深夜,彎彎的月亮好似琴絃,只能夠看見一線點畫銀鉤。
灰濛濛的大地,就像是鋪上了一層銀霜,清冷孤寂,唯有草木滋長。
“嗖!”一道人影跨過草叢,穿過樹林,隱約可以看見其面目。
面白無鬚,眼窩深陷,顴骨高i聳,手中拿著一把細長的窄刀,好像是一把怪異的長劍。
約莫三十歲年紀,頭髮隨風飄揚,面色陰冷無比。
他的速度奇快絕倫,不過十息的時間,就跨過高山峻林,這等輕功當真詭異可怕。
就在這個男子跑了沒多久,身後一道長嘯傳來,飽含著憤怒殺意,像是要把眼前這個男子誅之而後快。
“田伯光,我要殺了你!”強大的氣勢綻放,竟然有超一流高手的威力。
這時,一個溫潤平和的聲音傳來:“黃兄,我知道你心疼愛女,但是這個田伯光不知道習練的什麼功法,竟比以往的速度還要更勝三分。

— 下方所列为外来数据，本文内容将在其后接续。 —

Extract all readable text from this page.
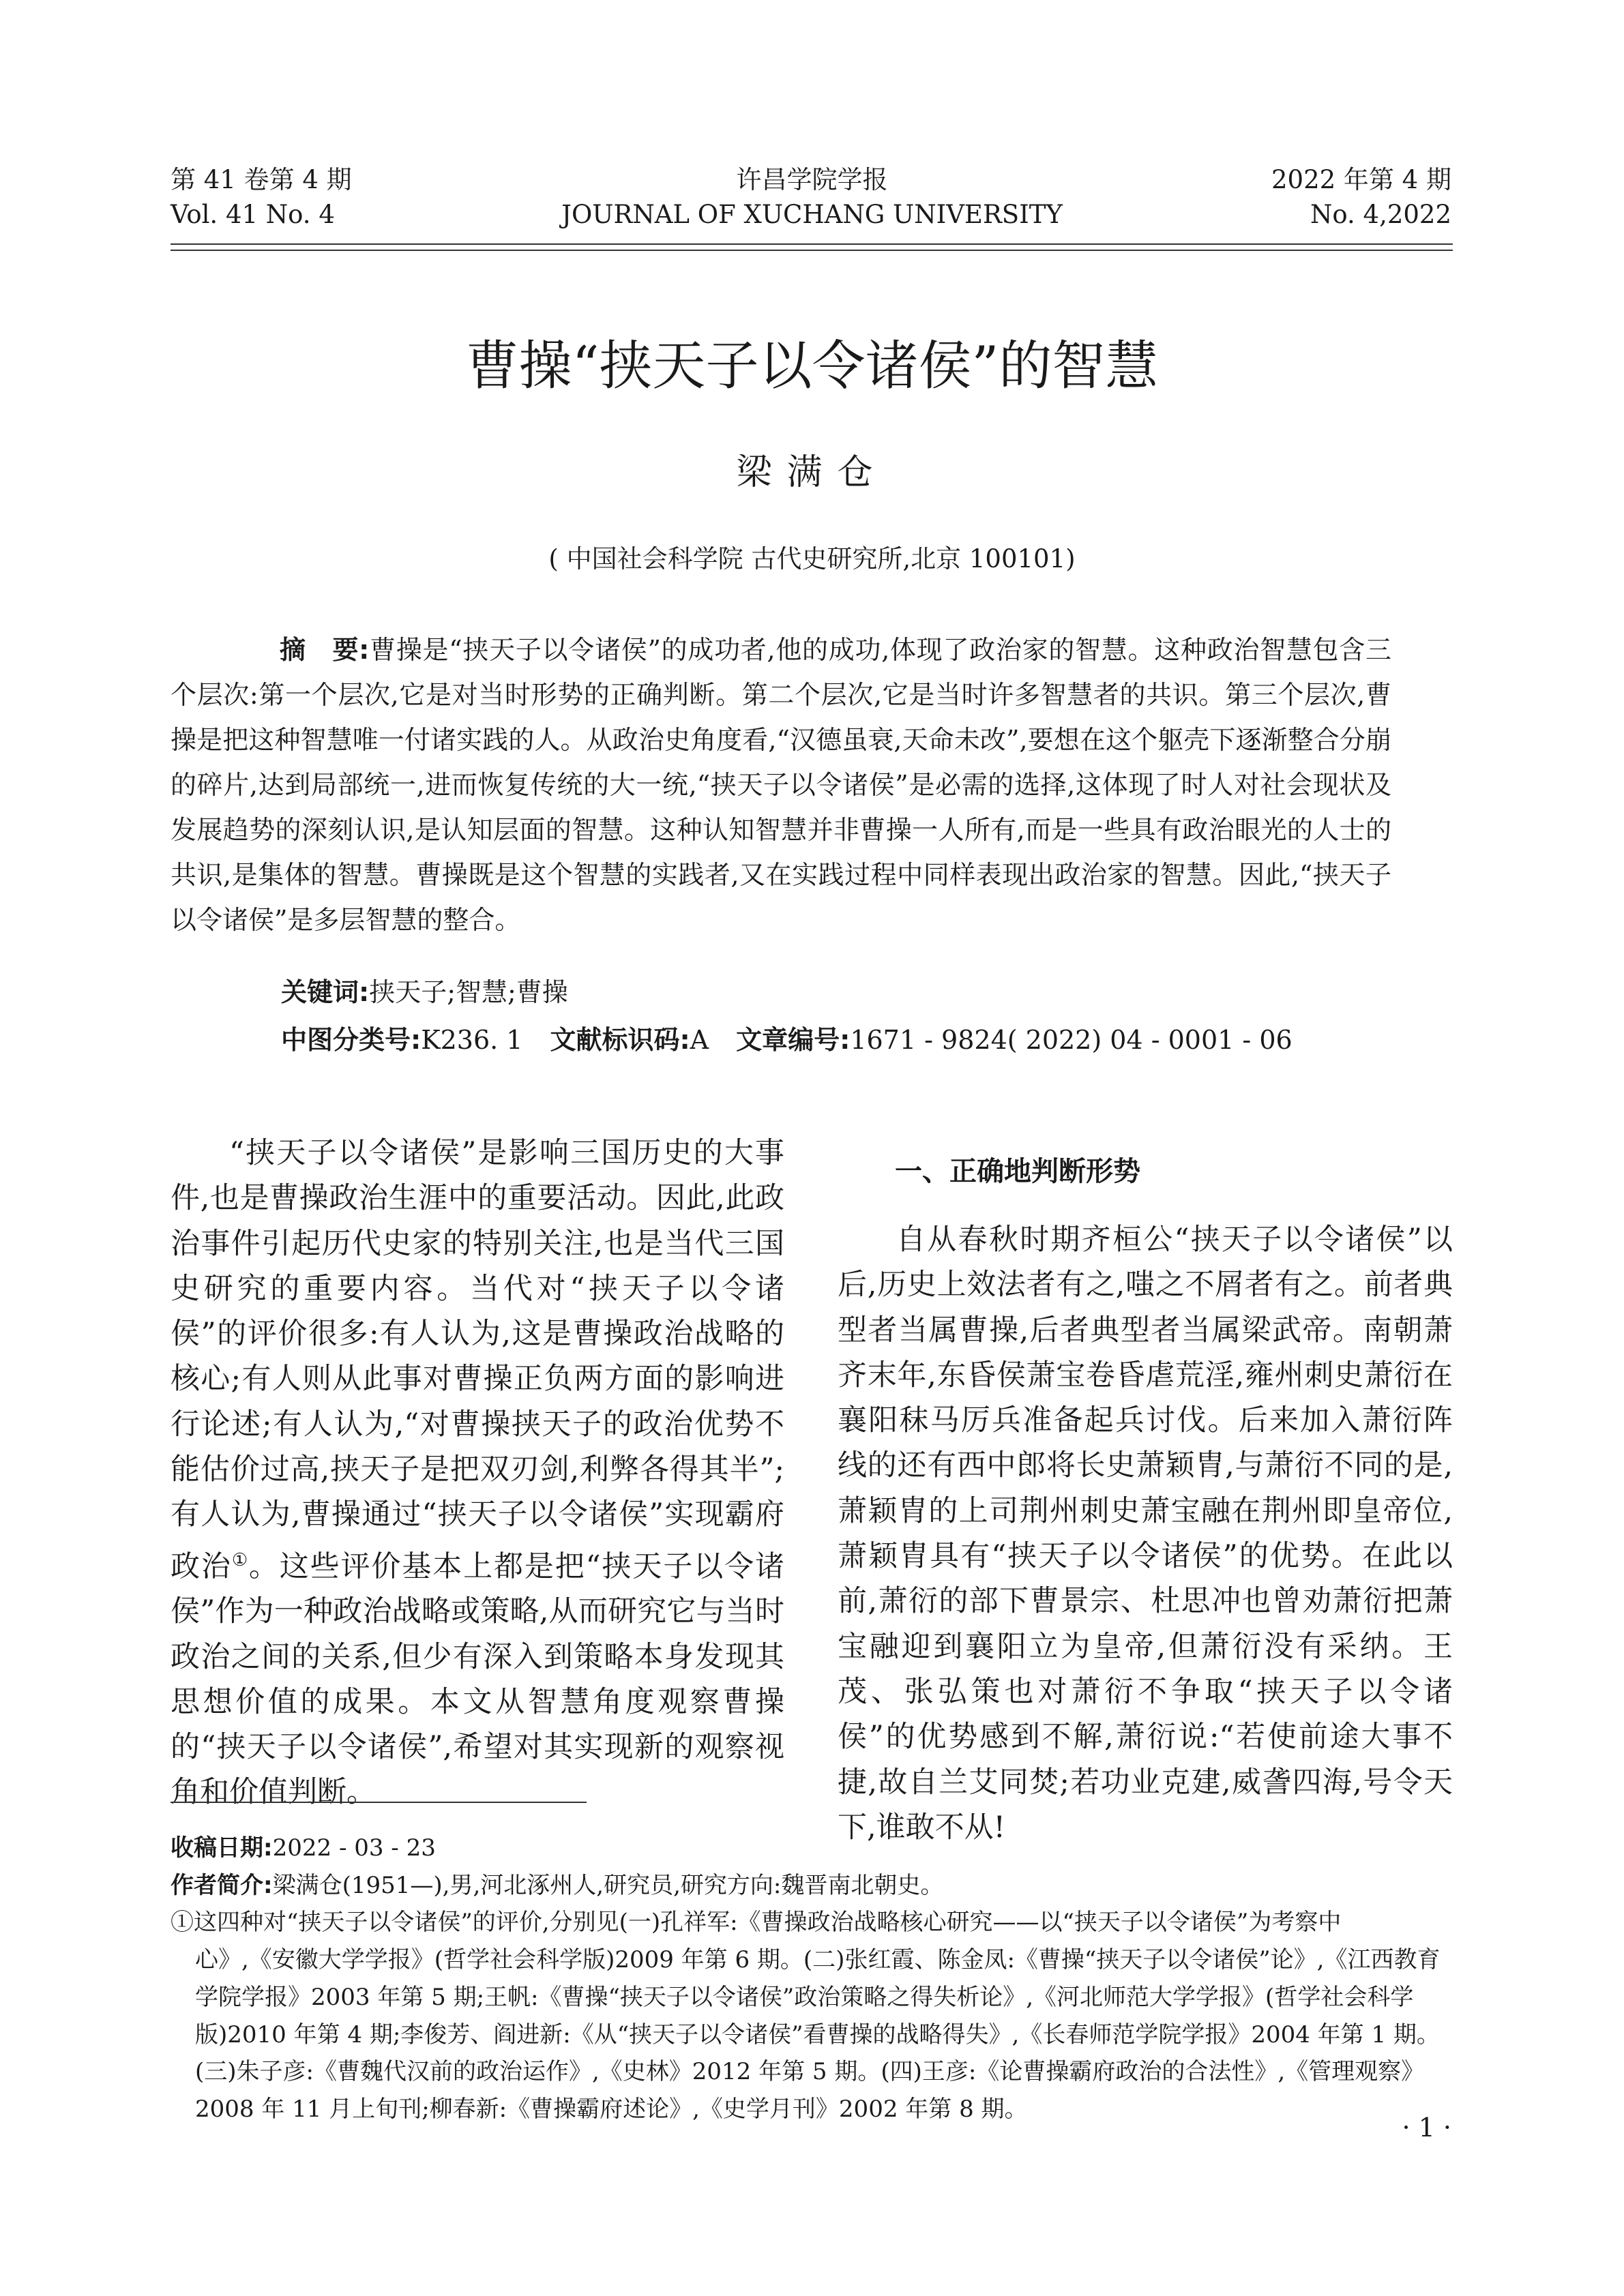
第 41 卷第 4 期
Vol. 41 No. 4
许昌学院学报
JOURNAL OF XUCHANG UNIVERSITY
2022 年第 4 期
No. 4,2022
曹操“挟天子以令诸侯”的智慧
梁满仓
( 中国社会科学院 古代史研究所,北京 100101)
摘　要:曹操是“挟天子以令诸侯”的成功者,他的成功,体现了政治家的智慧。这种政治智慧包含三个层次:第一个层次,它是对当时形势的正确判断。第二个层次,它是当时许多智慧者的共识。第三个层次,曹操是把这种智慧唯一付诸实践的人。从政治史角度看,“汉德虽衰,天命未改”,要想在这个躯壳下逐渐整合分崩的碎片,达到局部统一,进而恢复传统的大一统,“挟天子以令诸侯”是必需的选择,这体现了时人对社会现状及发展趋势的深刻认识,是认知层面的智慧。这种认知智慧并非曹操一人所有,而是一些具有政治眼光的人士的共识,是集体的智慧。曹操既是这个智慧的实践者,又在实践过程中同样表现出政治家的智慧。因此,“挟天子以令诸侯”是多层智慧的整合。
关键词:挟天子;智慧;曹操
中图分类号:K236. 1 文献标识码:A 文章编号:1671 - 9824( 2022) 04 - 0001 - 06

“挟天子以令诸侯”是影响三国历史的大事件,也是曹操政治生涯中的重要活动。因此,此政治事件引起历代史家的特别关注,也是当代三国史研究的重要内容。当代对“挟天子以令诸侯”的评价很多:有人认为,这是曹操政治战略的核心;有人则从此事对曹操正负两方面的影响进行论述;有人认为,“对曹操挟天子的政治优势不能估价过高,挟天子是把双刃剑,利弊各得其半”;有人认为,曹操通过“挟天子以令诸侯”实现霸府政治①。这些评价基本上都是把“挟天子以令诸侯”作为一种政治战略或策略,从而研究它与当时政治之间的关系,但少有深入到策略本身发现其思想价值的成果。本文从智慧角度观察曹操的“挟天子以令诸侯”,希望对其实现新的观察视角和价值判断。

一、正确地判断形势

自从春秋时期齐桓公“挟天子以令诸侯”以后,历史上效法者有之,嗤之不屑者有之。前者典型者当属曹操,后者典型者当属梁武帝。南朝萧齐末年,东昏侯萧宝卷昏虐荒淫,雍州刺史萧衍在襄阳秣马厉兵准备起兵讨伐。后来加入萧衍阵线的还有西中郎将长史萧颖胄,与萧衍不同的是,萧颖胄的上司荆州刺史萧宝融在荆州即皇帝位,萧颖胄具有“挟天子以令诸侯”的优势。在此以前,萧衍的部下曹景宗、杜思冲也曾劝萧衍把萧宝融迎到襄阳立为皇帝,但萧衍没有采纳。王茂、张弘策也对萧衍不争取“挟天子以令诸侯”的优势感到不解,萧衍说:“若使前途大事不捷,故自兰艾同焚;若功业克建,威詟四海,号令天下,谁敢不从!

收稿日期:2022 - 03 - 23
作者简介:梁满仓(1951—),男,河北涿州人,研究员,研究方向:魏晋南北朝史。
①这四种对“挟天子以令诸侯”的评价,分别见(一)孔祥军:《曹操政治战略核心研究——以“挟天子以令诸侯”为考察中
心》,《安徽大学学报》(哲学社会科学版)2009 年第 6 期。(二)张红霞、陈金凤:《曹操“挟天子以令诸侯”论》,《江西教育
学院学报》2003 年第 5 期;王帆:《曹操“挟天子以令诸侯”政治策略之得失析论》,《河北师范大学学报》(哲学社会科学
版)2010 年第 4 期;李俊芳、阎进新:《从“挟天子以令诸侯”看曹操的战略得失》,《长春师范学院学报》2004 年第 1 期。
(三)朱子彦:《曹魏代汉前的政治运作》,《史林》2012 年第 5 期。(四)王彦:《论曹操霸府政治的合法性》,《管理观察》
2008 年 11 月上旬刊;柳春新:《曹操霸府述论》,《史学月刊》2002 年第 8 期。
· 1 ·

”
“但相信他的內力不是無窮無盡,遲早有一天會捉住他。不要太過心急,不然會擾亂自己的心境,那可就大大不妙。”
先前憤怒喊叫的男子,聽到後者的勸戒,稍稍有些平復心情,道:“嶽兄,我省得,他害死了我的女兒,我一定要讓他償命。”
“田伯光,我今生不殺你,誓不為人。”
“萬里獨行田伯光,果然深得其名,這等速度叫我等望塵莫及。如果不是在他身上下了迷香,還真有可能被他擺脫了。”
三個人一個逃,兩個追,也不知跑了多久,當已經到了深夜子時,三個人正好路經一座小城。
田伯光嘿嘿一笑,陰冷的回頭望了望追來的兩個人。這裡有他的一個秘密據點,如果將這兩個人引導他的巢穴,就不信拿不下他們。
想罷,田伯光毫不遲疑,自從他在前不久被人廢了之後,他就性情大變。
後來因為一場奇遇,他恢復了強大的功力,雖然沒有讓他的要害再生,可是卻把他的性子越變越扭曲。
雖然如今像個女子,但是他仍舊在做男子該做的事,只不過,更痛苦百倍罷了。
他最想去報仇,但是聽過了隨後不久傳來的訊息,他心中已經泛起絕望,他明白自己不是那人的對手。
究竟該如何做,他已經想不到辦法,索性就自暴自棄,以虐殺女子來獲得快感。
現在他可以說是到處樹敵,天下再也沒有一處容身之所。
性子偏激帶來的後果,彰顯無遺。
“咻!”好像是一支利箭,田伯光落在了一座破舊的小院當中。
他快速往裡面行去,不去理會那些破爛的桌椅,進入了小院的一間內室。
打開了一道暗門,一步就跨了進去。
隨後不過一刻鐘左右,兩道人影落在了小院當中。
為首的是一個昂藏大漢,身高八尺有餘,一雙銅鈴大的眼睛,狠狠的盯著小院的深i處。
在他旁邊的是一個身穿青白衣衫的男子,溫文爾雅,頗有幾分俊朗。